We’d argue that if your audience isn’t already engaging with these anyway, they’re not really interested in you. So this stuff should be a given, including the option of including targeted ads/sponsored content. Get some decent regular blogging going, and use your social media effectively.
Hold live events.
Give people something to connect with, an engaging speaker that leads into your own activities, or simply a softer networking approach. Nothing beats good old f2f.
Got a national audience? How about an actual printed magazine?

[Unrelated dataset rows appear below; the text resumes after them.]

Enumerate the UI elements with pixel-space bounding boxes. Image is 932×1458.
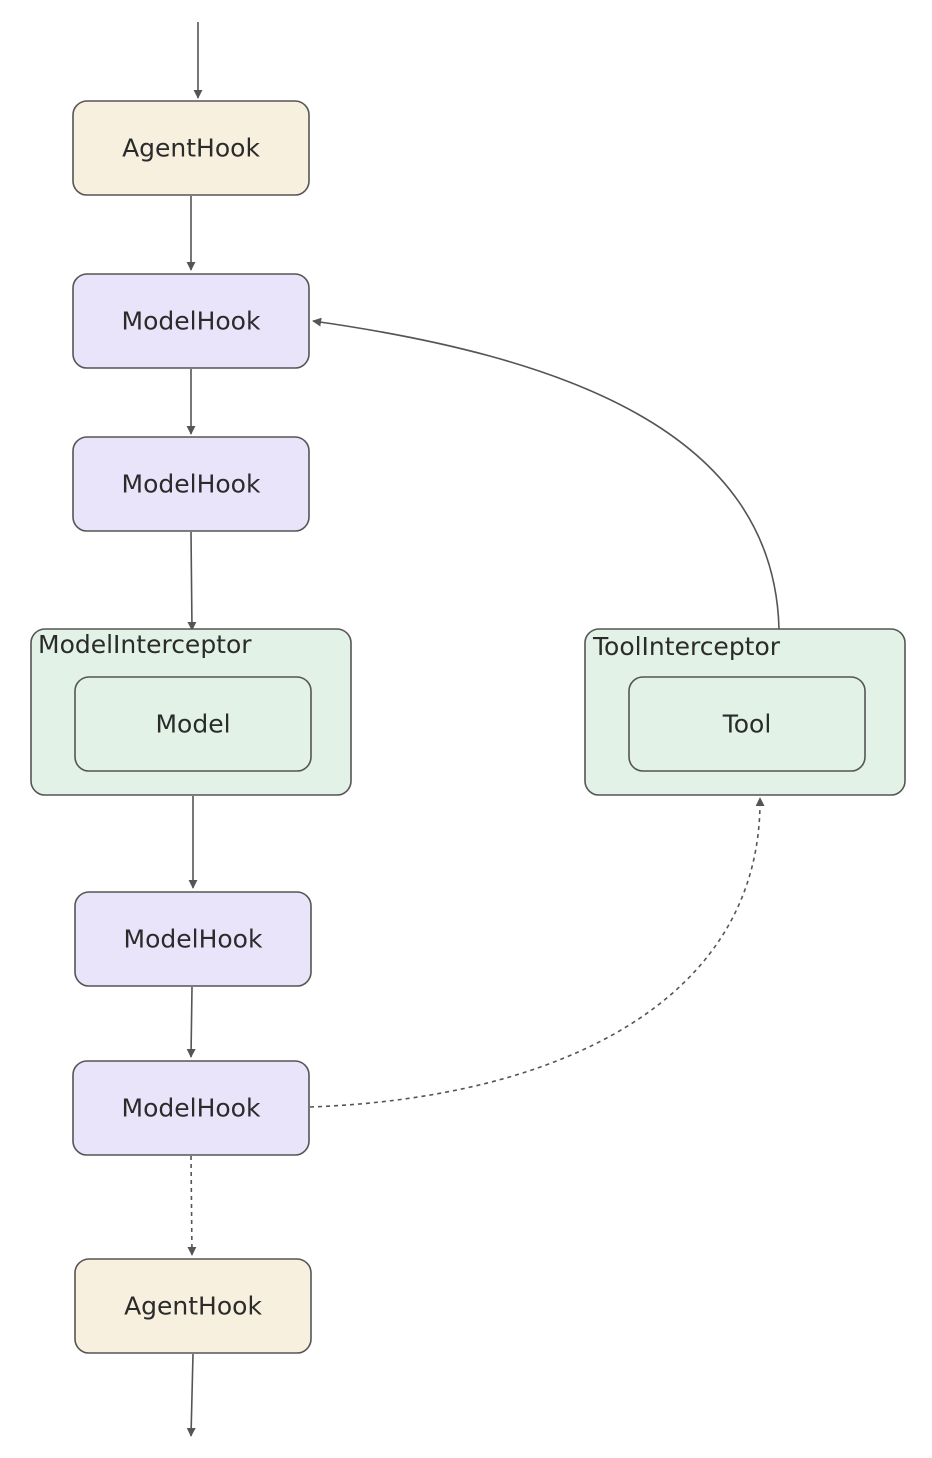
agent-hook-bottom-box — [74, 1258, 312, 1354]
model-hook-4-node: ModelHook — [72, 1060, 310, 1156]
model-box — [74, 676, 312, 772]
agent-hook-bottom-label: AgentHook — [124, 1292, 262, 1321]
edge-exit — [186, 1353, 196, 1437]
model-hook-2-box — [72, 436, 310, 532]
tool-label: Tool — [722, 710, 772, 739]
model-hook-1-node: ModelHook — [72, 273, 310, 369]
model-hook-3-node: ModelHook — [74, 891, 312, 987]
agent-hook-top-node: AgentHook — [72, 100, 310, 196]
tool-interceptor-label: ToolInterceptor — [592, 632, 781, 661]
model-label: Model — [155, 710, 230, 739]
model-hook-4-box — [72, 1060, 310, 1156]
edge-modelhook-3-to-modelhook-4 — [186, 986, 196, 1058]
model-interceptor-label: ModelInterceptor — [38, 630, 252, 659]
agent-hook-bottom-node: AgentHook — [74, 1258, 312, 1354]
model-hook-3-box — [74, 891, 312, 987]
edge-tool-interceptor-to-modelhook-1 — [312, 317, 780, 630]
model-hook-2-label: ModelHook — [122, 470, 261, 499]
edge-modelhook-4-to-agenthook-bottom — [187, 1155, 197, 1256]
tool-interceptor-group: ToolInterceptor Tool — [584, 628, 906, 796]
agent-hook-top-label: AgentHook — [122, 134, 260, 163]
edge-modelhook-2-to-model-interceptor — [187, 531, 197, 631]
model-interceptor-group: ModelInterceptor Model — [30, 628, 352, 796]
model-hook-2-node: ModelHook — [72, 436, 310, 532]
tool-box — [628, 676, 866, 772]
model-hook-4-label: ModelHook — [122, 1094, 261, 1123]
model-hook-1-box — [72, 273, 310, 369]
model-hook-3-label: ModelHook — [124, 925, 263, 954]
edge-modelhook-4-to-tool-interceptor — [309, 797, 765, 1108]
agent-hook-top-box — [72, 100, 310, 196]
model-hook-1-label: ModelHook — [122, 307, 261, 336]
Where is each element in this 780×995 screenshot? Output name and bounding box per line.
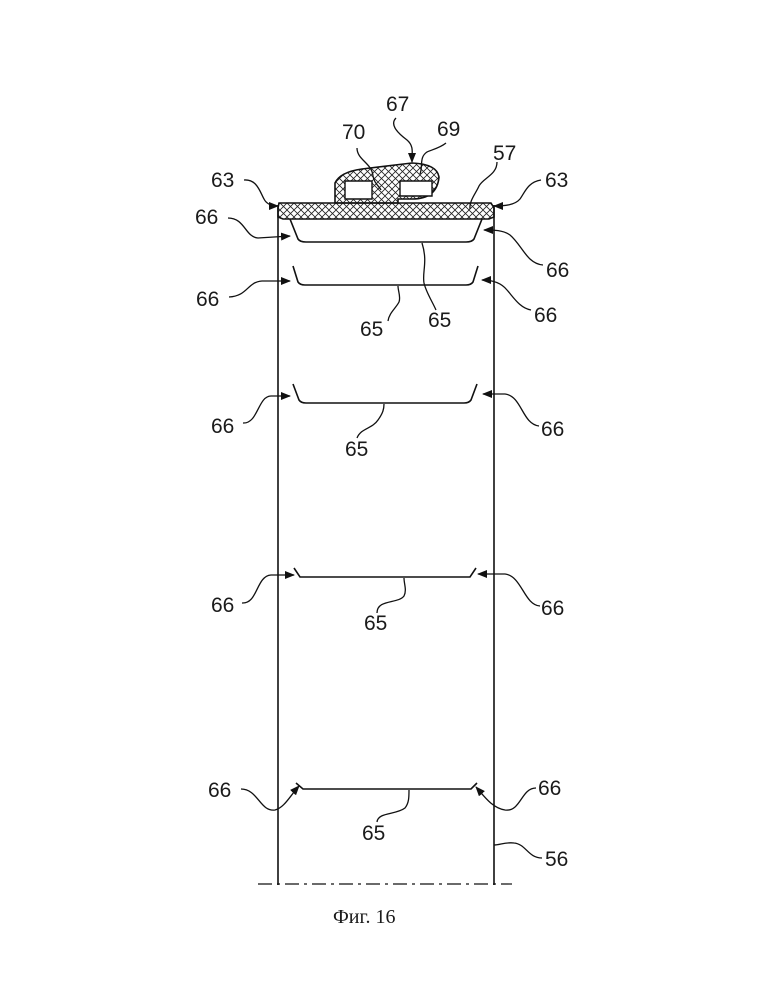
leader-66-e-left bbox=[241, 786, 299, 810]
label-65-a: 65 bbox=[428, 309, 451, 332]
label-63-left: 63 bbox=[211, 169, 234, 192]
cap-skirt bbox=[290, 219, 482, 242]
handle-slot-right bbox=[400, 181, 432, 196]
membrane-1 bbox=[293, 266, 478, 285]
label-56: 56 bbox=[545, 848, 568, 871]
label-66-b-right: 66 bbox=[534, 304, 557, 327]
leader-lines bbox=[228, 118, 543, 858]
label-57: 57 bbox=[493, 142, 516, 165]
figure-caption: Фиг. 16 bbox=[333, 906, 395, 928]
label-63-right: 63 bbox=[545, 169, 568, 192]
membrane-4 bbox=[296, 783, 477, 789]
label-66-d-left: 66 bbox=[211, 594, 234, 617]
leader-66-d-right bbox=[478, 574, 540, 606]
leader-57 bbox=[470, 162, 497, 209]
leader-65-b bbox=[388, 286, 400, 321]
label-65-b: 65 bbox=[360, 318, 383, 341]
leader-65-c bbox=[357, 404, 384, 438]
handle-slot-left bbox=[345, 181, 372, 199]
leader-66-c-right bbox=[483, 394, 539, 426]
label-67: 67 bbox=[386, 93, 409, 116]
label-66-c-right: 66 bbox=[541, 418, 564, 441]
leader-66-e-right bbox=[476, 787, 536, 810]
leader-66-a-left bbox=[228, 218, 290, 238]
leader-63-right bbox=[494, 180, 541, 206]
label-66-e-left: 66 bbox=[208, 779, 231, 802]
leader-66-b-left bbox=[229, 281, 290, 297]
leader-65-a bbox=[422, 243, 436, 310]
label-65-c: 65 bbox=[345, 438, 368, 461]
label-66-e-right: 66 bbox=[538, 777, 561, 800]
label-66-c-left: 66 bbox=[211, 415, 234, 438]
label-70: 70 bbox=[342, 121, 365, 144]
leader-66-a-right bbox=[484, 230, 543, 265]
leader-65-d bbox=[377, 578, 405, 613]
label-65-e: 65 bbox=[362, 822, 385, 845]
leader-63-left bbox=[244, 180, 278, 206]
leader-66-c-left bbox=[243, 396, 290, 423]
label-65-d: 65 bbox=[364, 612, 387, 635]
leader-66-d-left bbox=[242, 575, 294, 603]
leader-56 bbox=[494, 843, 542, 858]
top-cap-assembly bbox=[278, 163, 494, 242]
label-66-a-left: 66 bbox=[195, 206, 218, 229]
label-66-b-left: 66 bbox=[196, 288, 219, 311]
leader-65-e bbox=[377, 790, 409, 822]
label-66-a-right: 66 bbox=[546, 259, 569, 282]
label-66-d-right: 66 bbox=[541, 597, 564, 620]
leader-66-b-right bbox=[482, 280, 531, 310]
label-69: 69 bbox=[437, 118, 460, 141]
leader-67 bbox=[394, 118, 413, 162]
cap-plate bbox=[278, 203, 494, 219]
membrane-3 bbox=[294, 568, 476, 577]
membrane-2 bbox=[293, 384, 477, 403]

We’re seeing this is a massive growth market at the moment, in-house editorial magazines – with advertising in the magazines being offered to the client’s strategic partners as a way of cementing the relationships, not to drive revenue. Client impresses own client, receiver gets nice thing to read on the train or loo. Branding a go-go. Win win.
Single long form articles are on the increase too.
So instead of sending a jumbled roundup of your weekly activity, blogs etc, hit them between the eyes with a single item really good read. Something they’ll look forward to, maybe on a Monday morning or Friday afternoon.
Say, like a quality piece of leadership advice or thoughtful strategy that lands every week. This is better for those wanting to ramp up their entrepreneurial chops and be seen as *the* expert in their field. Good for creating discussion too.
Yeah, we got tons. But maybe you should ask us and we’ll have a chat.
IF YOU’RE GOING TO DO A NEWSLETTER…
Stop rounding up your own news and expecting everyone to find it fascinating. Do you honestly think they care about the new wing, or Bill in accounts completing a marathon?
1. Firstly, stop rounding up your own news and expecting everyone to find it fascinating. Do you honestly think they care about the new wing, or Bill in accounts completing a marathon?
2. Real stories will engage your readers. Try bite sized content, magazine formats. Make it something they actually want to read?
3. Special offers still attract, assuming your readers actually want what you’ve got. If they don’t, you’re doing something wrong.
4. Create a decent subject line that will attract attention and create desire to open.
5. Keep it simple, for the love of all things sacred.